Tea and crumpets. It is a phrase many of us have heard, conjuring images of steaming Earl Grey served in porcelain cups and overstuffed armed chairs. But what is a crumpet? Recently, I dug up a recipe and made a batch.
A "crumpet" is a griddle cake, something like a cross between a pancake and an English muffin. Unlike a pancake, crumpets are yeast-risen and fluffy, big foamy bubbles form the "nooks and crannies" that absorb plenty of warm butter and jam. Crumpets are grilled on one side only at first and toasted before serving. They are an old English tradition, going back in some form for centuries, first fomally mentioned by the Bible translator, John Wycliffe, in the 14th century and later described in closer to the their current form by Elizabeth Raffald in "The Experienced English Housekeeper" in the 18th century [Oxford Online Reference Library].
The ready-to-cook batter is much too soft to stand on its own while cooking, so the crumpets are formed in metal rings, crumpet rings. Good crumpet rings are stainless steel and double-rolled to present a smooth, easy-to-clean surface for consistent crumpet extraction. Most people don't have them, however, and it's not like you can just pick them up at an typical American store. Canning jar lids are not at all ideal, but they do (mostly) work. (They probably offend some deep-seated English taboo, so exercise caution. I have no idea how a Brit would resond to them being served with hot coffee, either...)
My crumpet adventure started with a recipe from the Daring Gourmet. I was with the in-laws and made a double batch. I did not double the salt. So, the ingredients list ended up being:
- 4 cups of flour, sifted. Half of this was recently ground, half store-bought because I ran out of fresh.
- 1 teaspoon salt
- 2 cups warm milk
- 2 tablespoons active dry yeast
- 2 teaspoons sugar
- 2 cups warm water
- 1 teaspoon baking soda
As instructed in that recipe, the batter is made in two stages, first making and rising a spongy dough, then beating in more liquid and resting for 30 minutes. The recipe specifically states not to worry about beating all of the lumps out when mixing the batter: you want some variation in texture. The rising process is very important to getting the big bubbles in the batter (you can see this in my picture of crumpets on the griddle). On this particular day, my wife was also baking, so the area was nicely warm for the rising and it doubled in size fairly quickly. Your mileage may vary. Proof your yeast and go by actual rising, not the clock-time.
The rings are necessary to get the batter to stand up enough to get decently-thick crumpets. The canning jar lids are not ideal and take some fiddling. I used a mix of narrow and wide mouth rings because that is what my inlaws had in the cupboard. I found that it was best to fill them 2/3rds full with batter on the hot, greased griddle. Preheat the griddle until a droplet of water dances. The crumpets expand when cooking and will overflow if the ring is overfilled. The crumpets are flatter and kindof crispy when underfilled. They have a pleasant, yeasty aroma while cooking.

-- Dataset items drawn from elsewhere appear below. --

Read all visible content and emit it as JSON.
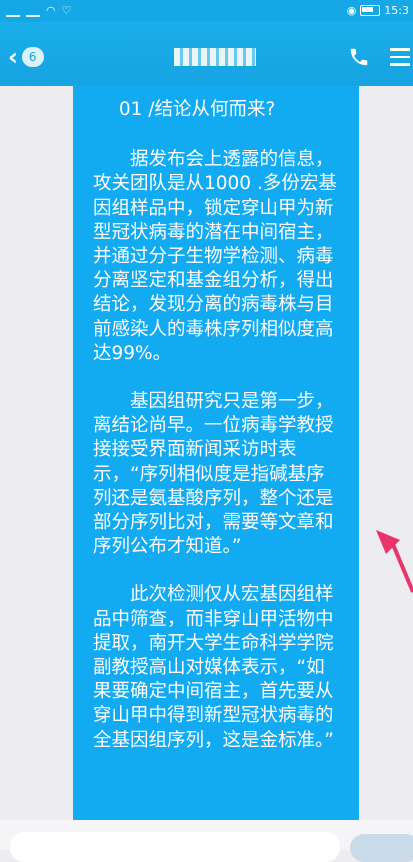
{
  "status_bar": {
    "time": "15:3"
  },
  "nav": {
    "back_badge": "6"
  },
  "message": {
    "heading": "01 /结论从何而来?",
    "paragraphs": [
      "据发布会上透露的信息，攻关团队是从1000 .多份宏基因组样品中，锁定穿山甲为新型冠状病毒的潜在中间宿主，并通过分子生物学检测、病毒分离坚定和基金组分析，得出结论，发现分离的病毒株与目前感染人的毒株序列相似度高达99%。",
      "基因组研究只是第一步，离结论尚早。一位病毒学教授接接受界面新闻采访时表示，“序列相似度是指碱基序列还是氨基酸序列，整个还是部分序列比对，需要等文章和序列公布才知道。”",
      "此次检测仅从宏基因组样品中筛查，而非穿山甲活物中提取，南开大学生命科学学院副教授高山对媒体表示，“如果要确定中间宿主，首先要从穿山甲中得到新型冠状病毒的全基因组序列，这是金标准。”"
    ]
  },
  "colors": {
    "header": "#16a3e1",
    "bubble": "#12aaf0",
    "arrow": "#e8336b"
  }
}
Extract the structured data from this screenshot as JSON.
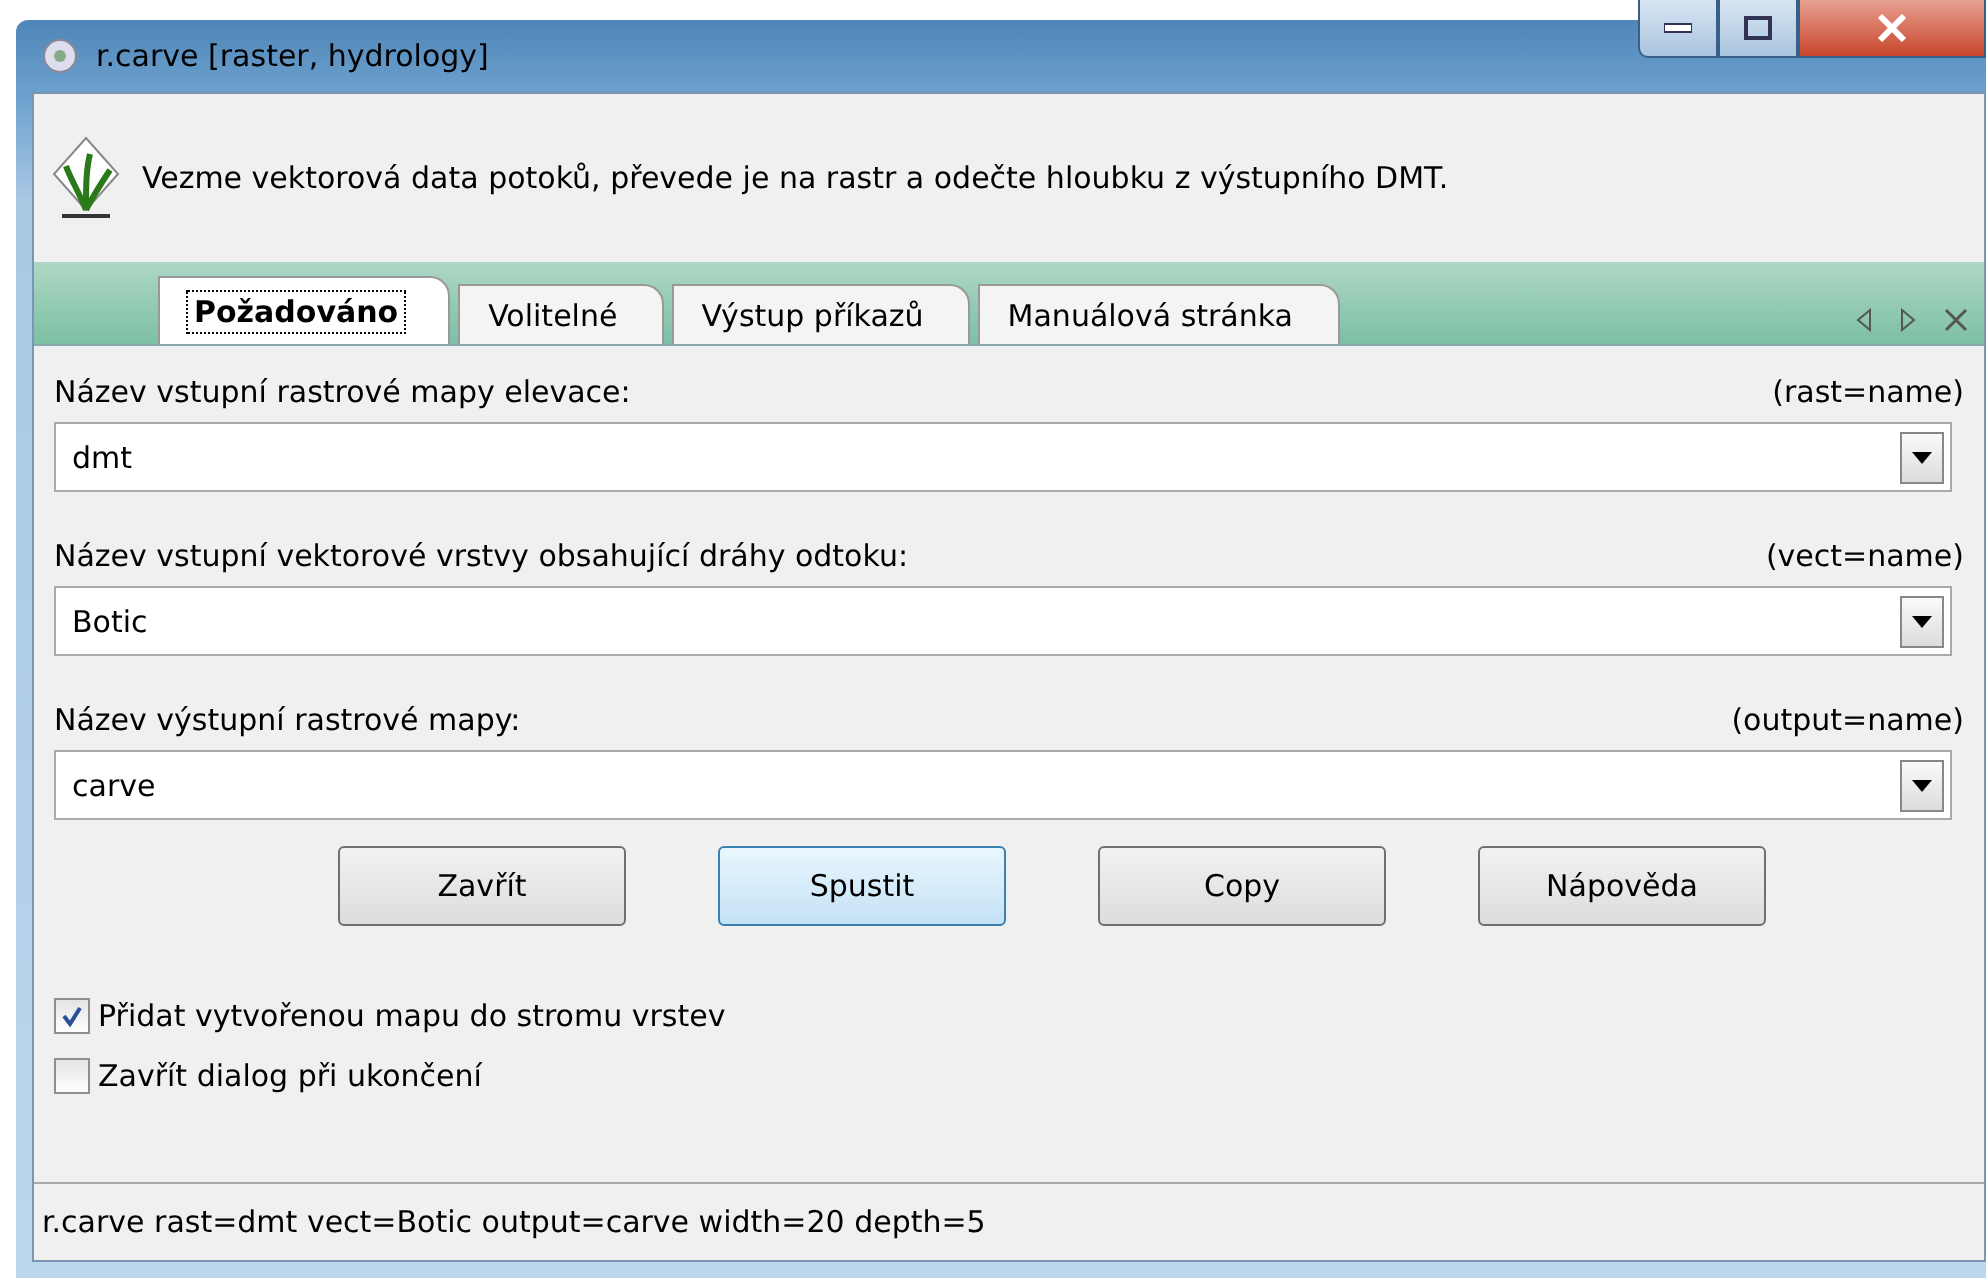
{
  "window": {
    "title": "r.carve [raster, hydrology]"
  },
  "description": "Vezme vektorová data potoků, převede je na rastr a odečte hloubku z výstupního DMT.",
  "tabs": [
    {
      "label": "Požadováno",
      "selected": true
    },
    {
      "label": "Volitelné",
      "selected": false
    },
    {
      "label": "Výstup příkazů",
      "selected": false
    },
    {
      "label": "Manuálová stránka",
      "selected": false
    }
  ],
  "fields": [
    {
      "label": "Název vstupní rastrové mapy elevace:",
      "param": "(rast=name)",
      "value": "dmt"
    },
    {
      "label": "Název vstupní vektorové vrstvy obsahující dráhy odtoku:",
      "param": "(vect=name)",
      "value": "Botic"
    },
    {
      "label": "Název výstupní rastrové mapy:",
      "param": "(output=name)",
      "value": "carve"
    }
  ],
  "buttons": [
    {
      "label": "Zavřít",
      "selected": false
    },
    {
      "label": "Spustit",
      "selected": true
    },
    {
      "label": "Copy",
      "selected": false
    },
    {
      "label": "Nápověda",
      "selected": false
    }
  ],
  "checkboxes": [
    {
      "label": "Přidat vytvořenou mapu do stromu vrstev",
      "checked": true
    },
    {
      "label": "Zavřít dialog při ukončení",
      "checked": false
    }
  ],
  "status_bar": "r.carve rast=dmt vect=Botic output=carve width=20 depth=5"
}
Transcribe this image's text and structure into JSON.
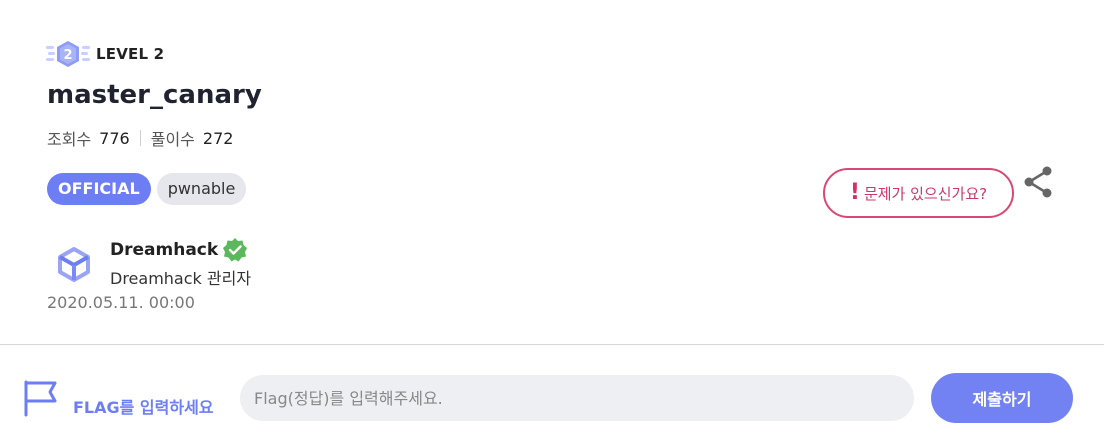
{
  "challenge": {
    "level": "LEVEL 2",
    "level_number": "2",
    "title": "master_canary",
    "views_label": "조회수",
    "views": "776",
    "solves_label": "풀이수",
    "solves": "272",
    "tags": [
      "OFFICIAL",
      "pwnable"
    ]
  },
  "author": {
    "name": "Dreamhack",
    "role": "Dreamhack 관리자",
    "date": "2020.05.11. 00:00"
  },
  "actions": {
    "report_label": "문제가 있으신가요?",
    "report_mark": "!"
  },
  "flag": {
    "label": "FLAG를 입력하세요",
    "placeholder": "Flag(정답)를 입력해주세요.",
    "value": "",
    "submit_label": "제출하기"
  },
  "colors": {
    "accent": "#6d7ef5",
    "report": "#d94875",
    "verified": "#4caf50"
  },
  "icons": [
    "level-badge-icon",
    "dreamhack-logo-icon",
    "verified-icon",
    "share-icon",
    "flag-icon"
  ]
}
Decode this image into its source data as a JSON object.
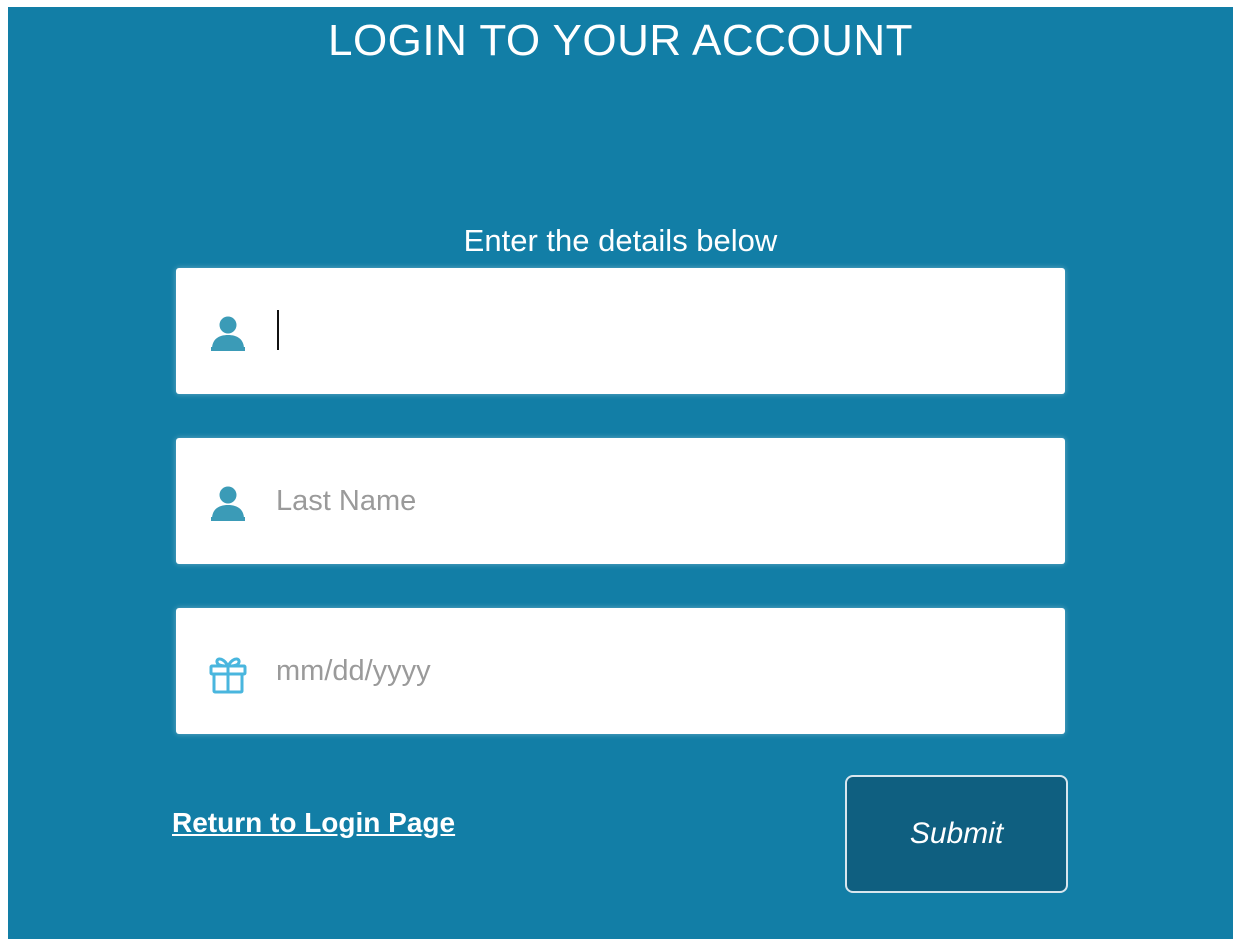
{
  "header": {
    "title": "LOGIN TO YOUR ACCOUNT"
  },
  "form": {
    "instructions": "Enter the details below",
    "first_name": {
      "value": "",
      "placeholder": "",
      "icon": "user-icon"
    },
    "last_name": {
      "value": "",
      "placeholder": "Last Name",
      "icon": "user-icon"
    },
    "birth_date": {
      "value": "",
      "placeholder": "mm/dd/yyyy",
      "icon": "gift-icon"
    },
    "return_link_label": "Return to Login Page",
    "submit_label": "Submit"
  },
  "colors": {
    "background": "#127ea6",
    "submit_background": "#0f5f80",
    "icon_user": "#3b9bb7",
    "icon_gift": "#49b6de"
  }
}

Grease the rings well! I used cooking spray, again, because it was what I had on hand. When the rings were not greased well, underfilled or overfilled, I suffered Crumpet Extraction Failure (CEF). I had to force the cooked crumpet out and then had to try to quickly scrub and regrease the ring for the next batch. This was a substantial pain-in-the-you-know-what. When the rings were filled correctly and greased well, the crumpets dropped right out, even with the threads in the rings. When you are still learning, you probably want to have a large stock of clean rings handy, preferably the wide-mouth ones. That way, when CEF occurs, you can just set it aside temporarily and grab a clean ring.
|The Crumpet Extraction Falure (CEF) condition. Avoid this. Have spare rings in case you do not avoid it.
Since some of the crumpets were to be served right away, I toasted them right on the hot griddle after everything was done. Turn up the heat a bit for proper toasting. The crumpets made with wide-mouth rings fit in a slot toaster, the small ones not safely. In civilized places, crumpets are supposed to be served cut in half (half-moons, not sliced like English muffins!). Again, this worked well for the larger rings, not so well for the smaller. The crumpets were slathered with butter and optionally homemade strawberry jam or honey, served with tea. They were a big hit with our teenage daughter who is now angling for me to make more.
The doubled recipe made 30 crumpets of mixed sizes. I found that the leftovers were best stored in brown paper because they were otherwise retaining too much moisture.
Some people do all kinds of unnatural things with crumpets, including topping with ham and cheese, curry, etc. Diehards stick to butter and jam or honey. Or just butter.